Depois de trabalhar nisso por quase um ano, eles finalmente publicaram um resultado impressionante.

Nenhum algoritmo autorizado a consultar esse oráculo todo-poderoso exatamente uma vez pode distinguir os dois estados quânticos, como é necessário para minar um esquema de comprometimento de bits quânticos.

Limitar algoritmos a uma única consulta é menos restritivo do que pode parecer, porque os algoritmos quânticos podem efetivamente pedir ao oráculo para resolver vários problemas simultaneamente, explorando o fenômeno chamado superposição.

Algoritmos que podem fazer múltiplas consultas sequencialmente poderiam ser mais poderosos, porque podem usar as respostas do oráculo a consultas anteriores para decidir o que perguntar a seguir.

Se esses algoritmos são igualmente limitados permanece uma questão em aberto.

O artigo de Ma, Lombardi e Wright também foi significativo por outro motivo.

Enquanto os três investigadores lutavam com o seu problema, perceberam que este estava intimamente ligado a um grande problema aberto colocado 16 anos antes pelo teórico da complexidade Scott Aaronson e pelo matemático Greg Kuperberg, sobre a dificuldade de transformar um estado quântico noutro.

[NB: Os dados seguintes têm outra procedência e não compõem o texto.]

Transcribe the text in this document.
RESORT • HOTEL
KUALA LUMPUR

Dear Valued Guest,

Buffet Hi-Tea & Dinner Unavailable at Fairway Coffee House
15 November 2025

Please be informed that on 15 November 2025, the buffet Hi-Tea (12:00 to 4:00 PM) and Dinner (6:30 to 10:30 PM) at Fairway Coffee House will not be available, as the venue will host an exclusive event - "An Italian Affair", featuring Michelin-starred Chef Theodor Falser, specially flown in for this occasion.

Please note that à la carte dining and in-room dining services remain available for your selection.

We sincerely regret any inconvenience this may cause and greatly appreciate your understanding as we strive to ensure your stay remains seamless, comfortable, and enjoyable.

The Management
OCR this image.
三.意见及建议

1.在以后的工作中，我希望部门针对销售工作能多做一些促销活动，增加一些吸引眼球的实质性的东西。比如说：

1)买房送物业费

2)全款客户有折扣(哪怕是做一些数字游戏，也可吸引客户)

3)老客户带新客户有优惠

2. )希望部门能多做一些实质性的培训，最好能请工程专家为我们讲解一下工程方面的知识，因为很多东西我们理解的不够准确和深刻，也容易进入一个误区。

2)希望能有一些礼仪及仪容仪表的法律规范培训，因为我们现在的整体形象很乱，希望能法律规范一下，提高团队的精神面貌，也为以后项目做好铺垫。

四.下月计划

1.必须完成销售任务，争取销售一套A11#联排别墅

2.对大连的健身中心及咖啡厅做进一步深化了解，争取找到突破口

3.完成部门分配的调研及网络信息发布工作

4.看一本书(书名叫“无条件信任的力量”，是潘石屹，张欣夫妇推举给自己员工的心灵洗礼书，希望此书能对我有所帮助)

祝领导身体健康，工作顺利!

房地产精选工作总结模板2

O novo artigo foi o primeiro passo significativo para resolver essa questão.

“É um resultado muito forte e também muito surpreendente”, disse Tomoyuki Morimae, pesquisador de criptografia quântica do Instituto Yukawa de Física Teórica em Kyoto.

A série de resultados recentes sugere que o problema aparentemente inócuo de distinguir dois estados quânticos não é apenas difícil, mas quase inconcebivelmente difícil – muito além do alcance dos algoritmos quânticos normais e ainda mais exóticos.

Isso é uma boa notícia para a criptografia, mas também tem implicações mais amplas para problemas computacionais cujas entradas são estados quânticos.

A teoria tradicional da complexidade parece incapaz de resolver estes problemas.

Compreendê-los verdadeiramente pode exigir uma estrutura teórica radicalmente nova.

“Parece que há algo fundamentalmente diferente no modo como a informação quântica se comporta”, disse Andrea Coladangelo, criptógrafa quântica da Universidade de Washington.

“É provável que haja conexões que também vão além da criptografia.”